If you can’t guess which group members survive, you probably haven’t seen too many of these formulaic predictable action films. The Most Dangerous Game (1932) starred Joel McCrea and Fay Wray and used the same basic plotline as quoted from Hemingway above, and was made into a fairly intelligent thriller–something this pic couldn’t achieve.

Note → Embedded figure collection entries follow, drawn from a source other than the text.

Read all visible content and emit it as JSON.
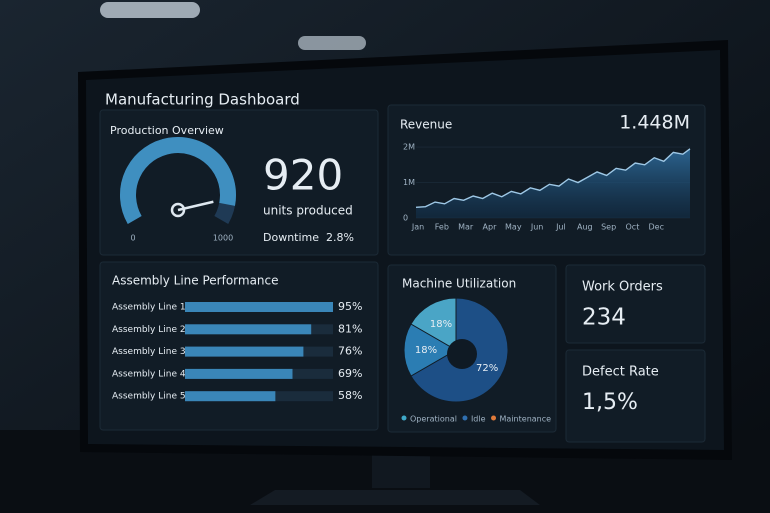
{
  "title": "Manufacturing Dashboard",
  "production": {
    "title": "Production Overview",
    "value": 920,
    "min": 0,
    "max": 1000,
    "unit": "units produced",
    "downtime_label": "Downtime",
    "downtime": "2.8%"
  },
  "revenue": {
    "type": "line",
    "title": "Revenue",
    "total": "1.448M",
    "color": "#9ec8e6",
    "x": [
      0,
      0.4,
      0.8,
      1.2,
      1.6,
      2,
      2.4,
      2.8,
      3.2,
      3.6,
      4,
      4.4,
      4.8,
      5.2,
      5.6,
      6,
      6.4,
      6.8,
      7.2,
      7.6,
      8,
      8.4,
      8.8,
      9.2,
      9.6,
      10,
      10.4,
      10.8,
      11.2,
      11.5
    ],
    "values": [
      0.3,
      0.32,
      0.45,
      0.4,
      0.55,
      0.5,
      0.62,
      0.55,
      0.7,
      0.6,
      0.75,
      0.68,
      0.85,
      0.78,
      0.95,
      0.9,
      1.1,
      1.0,
      1.15,
      1.3,
      1.2,
      1.4,
      1.35,
      1.55,
      1.5,
      1.7,
      1.6,
      1.85,
      1.8,
      1.95
    ],
    "xlim": [
      0,
      11.5
    ],
    "xticks": [
      {
        "value": 0,
        "label": "Jan"
      },
      {
        "value": 1,
        "label": "Feb"
      },
      {
        "value": 2,
        "label": "Mar"
      },
      {
        "value": 3,
        "label": "Apr"
      },
      {
        "value": 4,
        "label": "May"
      },
      {
        "value": 5,
        "label": "Jun"
      },
      {
        "value": 6,
        "label": "Jul"
      },
      {
        "value": 7,
        "label": "Aug"
      },
      {
        "value": 8,
        "label": "Sep"
      },
      {
        "value": 9,
        "label": "Oct"
      },
      {
        "value": 10,
        "label": "Dec"
      }
    ],
    "ylim": [
      0,
      2.2
    ],
    "yticks": [
      0,
      {
        "value": 1,
        "label": "1M"
      },
      {
        "value": 2,
        "label": "2M"
      }
    ]
  },
  "assembly": {
    "type": "bar",
    "title": "Assembly Line Performance",
    "color": "#3a86b8",
    "categories": [
      "Assembly Line 1",
      "Assembly Line 2",
      "Assembly Line 3",
      "Assembly Line 4",
      "Assembly Line 5"
    ],
    "values": [
      95,
      81,
      76,
      69,
      58
    ],
    "value_labels": [
      "95%",
      "81%",
      "76%",
      "69%",
      "58%"
    ]
  },
  "utilization": {
    "type": "pie",
    "title": "Machine Utilization",
    "values": [
      72,
      18,
      18
    ],
    "value_labels": [
      "72%",
      "18%",
      "18%"
    ],
    "colors": [
      "#1d4f86",
      "#2b7db3",
      "#4aa5c6"
    ],
    "legend": [
      {
        "name": "Operational",
        "color": "#3fa9c9"
      },
      {
        "name": "Idle",
        "color": "#2f6fb0"
      },
      {
        "name": "Maintenance",
        "color": "#e07a3a"
      }
    ]
  },
  "work_orders": {
    "title": "Work Orders",
    "value": 234
  },
  "defect_rate": {
    "title": "Defect Rate",
    "value": "1,5%"
  }
}
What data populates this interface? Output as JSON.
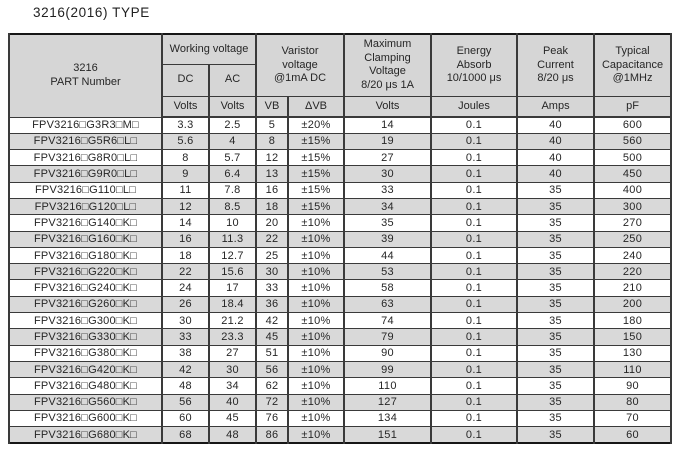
{
  "page": {
    "title": "3216(2016) TYPE"
  },
  "table": {
    "header": {
      "part_number": "3216\nPART Number",
      "working_voltage": "Working voltage",
      "dc": "DC",
      "ac": "AC",
      "varistor_voltage": "Varistor\nvoltage\n@1mA DC",
      "max_clamping_voltage": "Maximum\nClamping\nVoltage\n8/20 μs 1A",
      "energy_absorb": "Energy\nAbsorb\n10/1000 μs",
      "peak_current": "Peak\nCurrent\n8/20 μs",
      "typical_capacitance": "Typical\nCapacitance\n@1MHz",
      "units": [
        "Volts",
        "Volts",
        "VB",
        "ΔVB",
        "Volts",
        "Joules",
        "Amps",
        "pF"
      ]
    },
    "rows": [
      [
        "FPV3216□G3R3□M□",
        "3.3",
        "2.5",
        "5",
        "±20%",
        "14",
        "0.1",
        "40",
        "600"
      ],
      [
        "FPV3216□G5R6□L□",
        "5.6",
        "4",
        "8",
        "±15%",
        "19",
        "0.1",
        "40",
        "560"
      ],
      [
        "FPV3216□G8R0□L□",
        "8",
        "5.7",
        "12",
        "±15%",
        "27",
        "0.1",
        "40",
        "500"
      ],
      [
        "FPV3216□G9R0□L□",
        "9",
        "6.4",
        "13",
        "±15%",
        "30",
        "0.1",
        "40",
        "450"
      ],
      [
        "FPV3216□G110□L□",
        "11",
        "7.8",
        "16",
        "±15%",
        "33",
        "0.1",
        "35",
        "400"
      ],
      [
        "FPV3216□G120□L□",
        "12",
        "8.5",
        "18",
        "±15%",
        "34",
        "0.1",
        "35",
        "300"
      ],
      [
        "FPV3216□G140□K□",
        "14",
        "10",
        "20",
        "±10%",
        "35",
        "0.1",
        "35",
        "270"
      ],
      [
        "FPV3216□G160□K□",
        "16",
        "11.3",
        "22",
        "±10%",
        "39",
        "0.1",
        "35",
        "250"
      ],
      [
        "FPV3216□G180□K□",
        "18",
        "12.7",
        "25",
        "±10%",
        "44",
        "0.1",
        "35",
        "240"
      ],
      [
        "FPV3216□G220□K□",
        "22",
        "15.6",
        "30",
        "±10%",
        "53",
        "0.1",
        "35",
        "220"
      ],
      [
        "FPV3216□G240□K□",
        "24",
        "17",
        "33",
        "±10%",
        "58",
        "0.1",
        "35",
        "210"
      ],
      [
        "FPV3216□G260□K□",
        "26",
        "18.4",
        "36",
        "±10%",
        "63",
        "0.1",
        "35",
        "200"
      ],
      [
        "FPV3216□G300□K□",
        "30",
        "21.2",
        "42",
        "±10%",
        "74",
        "0.1",
        "35",
        "180"
      ],
      [
        "FPV3216□G330□K□",
        "33",
        "23.3",
        "45",
        "±10%",
        "79",
        "0.1",
        "35",
        "150"
      ],
      [
        "FPV3216□G380□K□",
        "38",
        "27",
        "51",
        "±10%",
        "90",
        "0.1",
        "35",
        "130"
      ],
      [
        "FPV3216□G420□K□",
        "42",
        "30",
        "56",
        "±10%",
        "99",
        "0.1",
        "35",
        "110"
      ],
      [
        "FPV3216□G480□K□",
        "48",
        "34",
        "62",
        "±10%",
        "110",
        "0.1",
        "35",
        "90"
      ],
      [
        "FPV3216□G560□K□",
        "56",
        "40",
        "72",
        "±10%",
        "127",
        "0.1",
        "35",
        "80"
      ],
      [
        "FPV3216□G600□K□",
        "60",
        "45",
        "76",
        "±10%",
        "134",
        "0.1",
        "35",
        "70"
      ],
      [
        "FPV3216□G680□K□",
        "68",
        "48",
        "86",
        "±10%",
        "151",
        "0.1",
        "35",
        "60"
      ]
    ]
  },
  "colors": {
    "header_bg": "#d6d6d6",
    "alt_row_bg": "#d9d9d9",
    "border": "#3a3a3a",
    "outer_border": "#161616",
    "text": "#262626"
  }
}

Director Nimrod Antal (“Kontroll”/”Armored”/”Vacancy”) channels producer Robert Rodriguez’s excessive violent filming style in his visuals and takes pleasure in showing the group in unique ways getting picked off one at a time by the evolving race of cloaked-in-invisibility extraterrestrial hunters. Antal keeps the action loud, lays on us plenty of special effects and in a workmanlike turn delivers an uninteresting but well-crafted jungle adventure/sci-fi pic. The Hungarian born Antal keeps things serious and humorless (except for the vile character played by Groggins, who tells us if he gets off this planet alive he wants to treat himself to cocaine and rape some women), as if he’s dealing with a story that had gravitas and wasn’t a disposable summer blockbuster B-film that can be viewed as a video game-like treat for the male juvenilia demographic intended and others welcoming with open arms such mindless summer entertainment. It’s based on characters created by Jim Thomas and John Thomas, and is written for an undemanding mass audience by Alex Litvak and Michael Finch.